Ragazzini stupratori: il giudice condanna i genitori
I genitori obbligati a risarcire la vittima: non sono stati in grado di educare i figli
Di Valentina Cervelli il 4 febbraio | ore 10 : 14 AM
I figli minorenni violentano una coetanea? Devono pagare anche i genitori. Così si è espresso il tribunale civile di Milano in merito alla stupro continuato di una dodicenne svoltosi dal 2001 al 2003. Il Giudice Civile Bianca La Monica ha così condannato i genitori dei ragazzi coinvolti nel reato a versare a titolo di risarcimento alla ragazza circa 450mila euro.
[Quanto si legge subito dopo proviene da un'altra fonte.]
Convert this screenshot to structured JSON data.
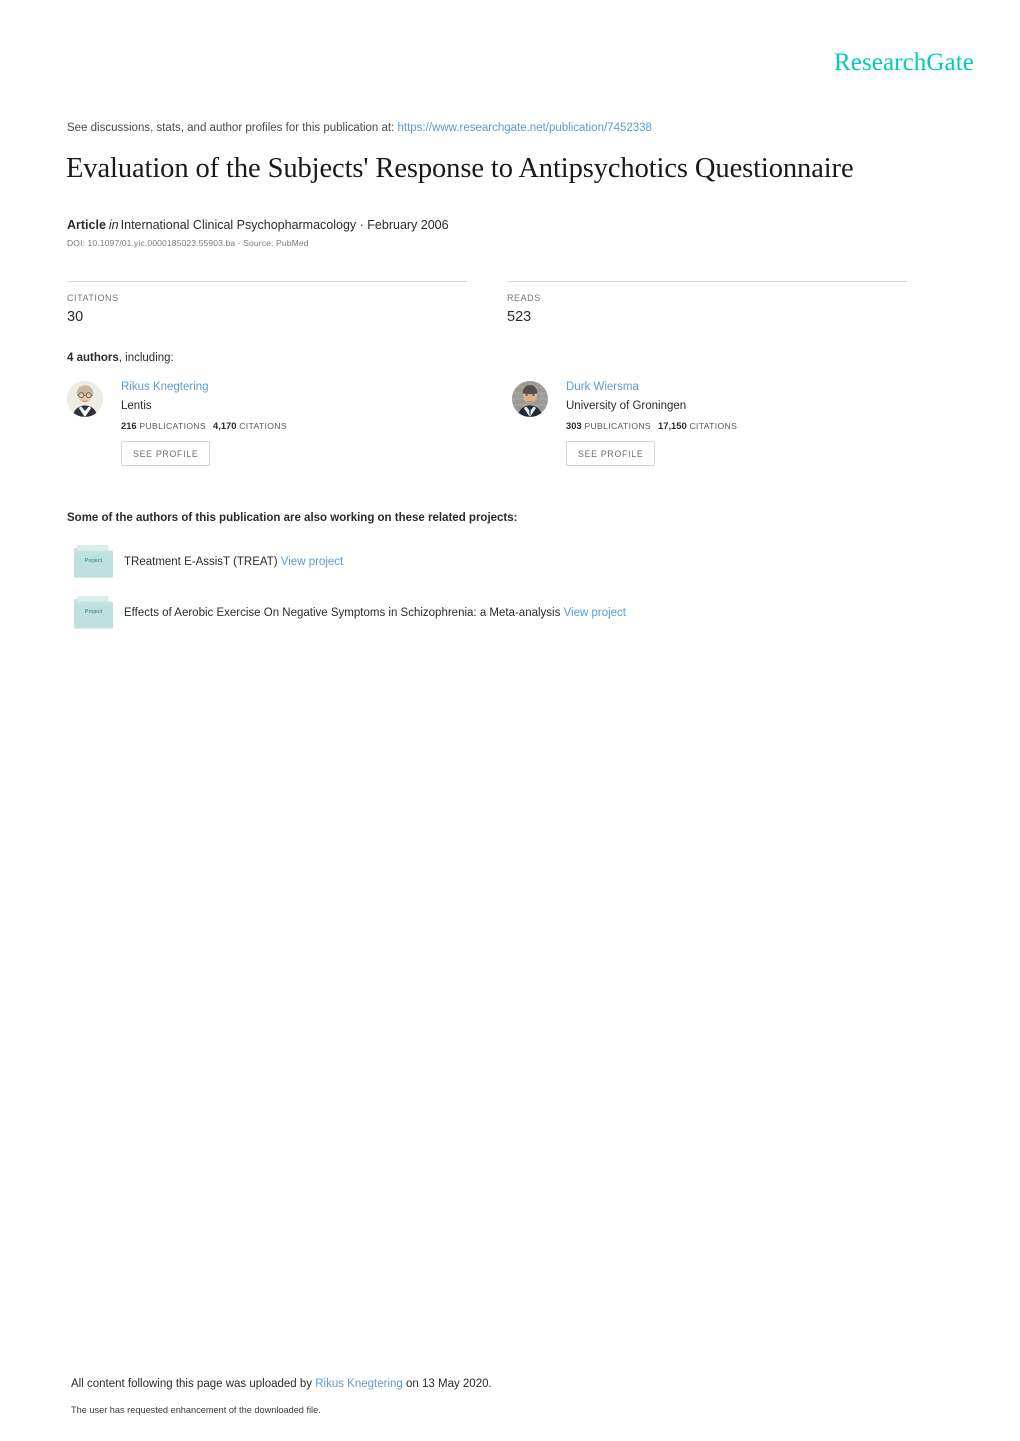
{
  "brand": {
    "logo_text": "ResearchGate",
    "logo_color": "#00ccbb"
  },
  "discussions": {
    "prefix": "See discussions, stats, and author profiles for this publication at:",
    "url": "https://www.researchgate.net/publication/7452338"
  },
  "publication": {
    "title": "Evaluation of the Subjects' Response to Antipsychotics Questionnaire",
    "type_label": "Article",
    "in_word": "in",
    "venue": "International Clinical Psychopharmacology · February 2006",
    "doi_line": "DOI: 10.1097/01.yic.0000185023.55903.ba · Source: PubMed"
  },
  "stats": [
    {
      "label": "CITATIONS",
      "value": "30"
    },
    {
      "label": "READS",
      "value": "523"
    }
  ],
  "authors_section": {
    "count_label": "4 authors",
    "suffix": ", including:",
    "see_profile_label": "SEE PROFILE",
    "publications_label": "PUBLICATIONS",
    "citations_label": "CITATIONS",
    "authors": [
      {
        "name": "Rikus Knegtering",
        "affiliation": "Lentis",
        "publications": "216",
        "citations": "4,170"
      },
      {
        "name": "Durk Wiersma",
        "affiliation": "University of Groningen",
        "publications": "303",
        "citations": "17,150"
      }
    ]
  },
  "projects_section": {
    "heading": "Some of the authors of this publication are also working on these related projects:",
    "folder_icon_label": "Project",
    "view_project_label": "View project",
    "projects": [
      {
        "title": "TReatment E-AssisT (TREAT)"
      },
      {
        "title": "Effects of Aerobic Exercise On Negative Symptoms in Schizophrenia: a Meta-analysis"
      }
    ]
  },
  "footer": {
    "upload_prefix": "All content following this page was uploaded by",
    "uploader": "Rikus Knegtering",
    "upload_suffix": "on 13 May 2020.",
    "enhancement_note": "The user has requested enhancement of the downloaded file."
  }
}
Una cifra irrisoria se paragonata al trauma subito dalla ragazza, ma che è volta a sottolineare come la violenza sessuale perpetrata dai ragazzi nei confronti della giovane sia sinonimo della mancata “educazione dei sentimenti e delle emozioni che consente di entrare in relazione non solo corporea con l’altro” da parte dei genitori dei carnefici, che non hanno prestato attenzione e non si sono impegnati affinché “il processo di crescita” dei propri eredi “avvenisse nel segno del rispetto dei sentimenti, dei desideri e del corpo dell’altra/o».
Una decisione, spiega il giudice La Monica nella sentenza, dettata dall’evidente mancanza di sentimento da parte dei giovani carnefici e riscontrabile nel loro racconto delle violenze: “asettico, con parole non espressive di emotività, usando per la ragazza espressioni che evidenziano come nessuna considerazione vi fosse per la persona”. Solo una volta incitati alla riflessione sull’impatto della violenza sulla coetanea gli stessi hanno mostrato “barlumi di consapevolezza ed empatia”.
Il tribunale di Milano non ha accettato come attenuanti in sede civile il rispetto, da parte dei ragazzi, delle regole stabilite in casa, i buoni voti, l’educazione concepita da parte dei genitori nel “rispetto delle persone e dei valori cristiani propri della cultura occidentale” e “, l’avvenuta frequentazione delle lezioni di educazione sessuale a scuola” considerandole semplicemente delle circostante di tipo generico “non idonee a contrastare l’evidente carenza o inefficacia di un’educazione al rispetto dell’altro, all’attenzione ai sentimenti e desideri altrui”. Soprattutto in base alla continuità ed alla ripetizione delle violenze sessuali da parte degli imputati che rendono testimonianza palese dell’inefficacia della educazione impartita loro.
Il risarcimento riguarderà tutti i genitori degli imputati, compresi quelli separati e non affidatari esclusivi dei figli.